The company also drew criticism for partnering with the London-based design company Abprallen. Abprallen was accused by several right-wing influencers — including conservative influencer Oli London — of being "Satanic" because of a pin it produces that says: "Satan loves pronouns."

While the pins were not part of Target's Pride collection, Abprallen's tote bag, which said "too queer for here," and a sweatshirt that said "cure transphobia, not trans people," were part of the collection.

Other products offered under the collection were "gender fluid" mugs and "queer all year" calendars.

Some Southern Target outlets have already moved their Pride merch to the back of the stores, per Fox News. An unnamed staffer told Fox News that they were given 36 hours to move all the merch to the back of stores and were prohibited from displaying the products on mannequins.


"I think given the current situation with Bud Light, the company is terrified of a Bud Light situation," the staffer told Fox News.

Beer brand Bud Light received harsh criticism from conservative groups after it partnered with transgender influencer Dylan Mulvaney, and people started boycotting the brand.

There has indeed been an outpouring of anti-Target sentiment from the right.
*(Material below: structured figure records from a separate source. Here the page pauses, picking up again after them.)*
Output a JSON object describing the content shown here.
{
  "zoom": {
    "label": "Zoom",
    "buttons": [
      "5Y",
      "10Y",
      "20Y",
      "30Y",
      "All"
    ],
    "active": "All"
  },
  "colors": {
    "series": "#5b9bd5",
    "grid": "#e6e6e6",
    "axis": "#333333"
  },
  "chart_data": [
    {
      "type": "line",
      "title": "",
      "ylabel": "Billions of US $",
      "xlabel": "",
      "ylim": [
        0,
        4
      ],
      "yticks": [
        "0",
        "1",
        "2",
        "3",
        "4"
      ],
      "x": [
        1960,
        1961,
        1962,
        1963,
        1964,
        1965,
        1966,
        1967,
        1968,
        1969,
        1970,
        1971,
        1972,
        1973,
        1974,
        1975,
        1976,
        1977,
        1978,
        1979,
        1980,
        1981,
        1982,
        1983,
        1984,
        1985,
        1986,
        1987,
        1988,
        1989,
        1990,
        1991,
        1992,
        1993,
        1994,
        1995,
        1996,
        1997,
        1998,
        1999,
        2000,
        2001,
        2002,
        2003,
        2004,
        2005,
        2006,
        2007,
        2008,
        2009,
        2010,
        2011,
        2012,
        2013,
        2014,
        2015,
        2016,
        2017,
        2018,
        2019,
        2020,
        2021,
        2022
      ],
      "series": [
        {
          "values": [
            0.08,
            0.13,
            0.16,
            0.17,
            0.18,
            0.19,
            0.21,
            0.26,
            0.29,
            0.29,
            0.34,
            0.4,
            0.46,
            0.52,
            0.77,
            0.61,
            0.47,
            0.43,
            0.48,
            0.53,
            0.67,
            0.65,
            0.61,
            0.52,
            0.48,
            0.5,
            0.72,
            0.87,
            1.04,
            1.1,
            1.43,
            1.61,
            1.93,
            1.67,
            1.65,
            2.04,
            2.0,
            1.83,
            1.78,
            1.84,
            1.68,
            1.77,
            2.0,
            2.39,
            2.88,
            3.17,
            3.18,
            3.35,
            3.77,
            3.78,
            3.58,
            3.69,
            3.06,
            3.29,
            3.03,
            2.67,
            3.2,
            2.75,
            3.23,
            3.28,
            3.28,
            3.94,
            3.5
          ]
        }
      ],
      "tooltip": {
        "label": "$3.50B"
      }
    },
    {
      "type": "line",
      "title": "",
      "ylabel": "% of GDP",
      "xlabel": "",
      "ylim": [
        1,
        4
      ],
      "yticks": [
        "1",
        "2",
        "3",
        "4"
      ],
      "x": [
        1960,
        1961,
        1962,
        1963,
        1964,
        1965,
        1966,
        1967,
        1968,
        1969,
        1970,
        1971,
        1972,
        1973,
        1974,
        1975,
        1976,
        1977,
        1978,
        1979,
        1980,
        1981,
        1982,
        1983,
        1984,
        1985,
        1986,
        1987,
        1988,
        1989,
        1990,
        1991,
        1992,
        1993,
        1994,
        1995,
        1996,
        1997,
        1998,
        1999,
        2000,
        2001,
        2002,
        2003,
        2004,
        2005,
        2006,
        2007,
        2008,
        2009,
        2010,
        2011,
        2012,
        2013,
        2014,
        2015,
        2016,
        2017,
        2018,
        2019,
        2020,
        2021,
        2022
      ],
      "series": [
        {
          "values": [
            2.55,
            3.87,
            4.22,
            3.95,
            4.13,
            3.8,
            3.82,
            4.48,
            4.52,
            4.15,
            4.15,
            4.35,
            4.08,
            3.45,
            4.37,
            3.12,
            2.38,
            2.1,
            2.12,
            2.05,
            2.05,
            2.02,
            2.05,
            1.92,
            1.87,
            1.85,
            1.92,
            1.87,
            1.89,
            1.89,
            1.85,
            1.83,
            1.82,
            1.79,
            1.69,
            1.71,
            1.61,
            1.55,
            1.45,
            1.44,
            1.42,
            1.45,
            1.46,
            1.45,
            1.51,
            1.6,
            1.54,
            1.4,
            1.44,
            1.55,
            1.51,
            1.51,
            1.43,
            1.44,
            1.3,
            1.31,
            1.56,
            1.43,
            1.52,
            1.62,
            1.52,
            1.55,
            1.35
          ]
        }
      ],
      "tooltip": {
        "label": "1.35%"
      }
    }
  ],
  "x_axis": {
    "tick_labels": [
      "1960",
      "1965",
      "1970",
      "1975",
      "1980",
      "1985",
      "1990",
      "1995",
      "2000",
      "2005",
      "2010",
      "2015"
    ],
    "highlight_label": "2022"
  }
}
The Twitter hashtag #BoycottTarget contained dozens of videos from conservatives raging about the Pride merchandise line.

Colorado Rep. Lauren Boebert also tweeted on Monday that Target "won't be getting another dollar" from her, accusing it of being a "woke" corporation.

Meanwhile, California Gov. Gavin Newsom criticized Target for bowing to pressure from the right wing.


"CEO of Target Brian Cornell selling out the LGBTQ+ community to extremists is a real profile in courage," Newsom tweeted on Tuesday.

"This doesn't stop here. You're black? You're Asian? You're Jewish? You're a woman? You're next," Newsom added.

Insider has reached out to Glaad and the American Civil Liberties Union for comment.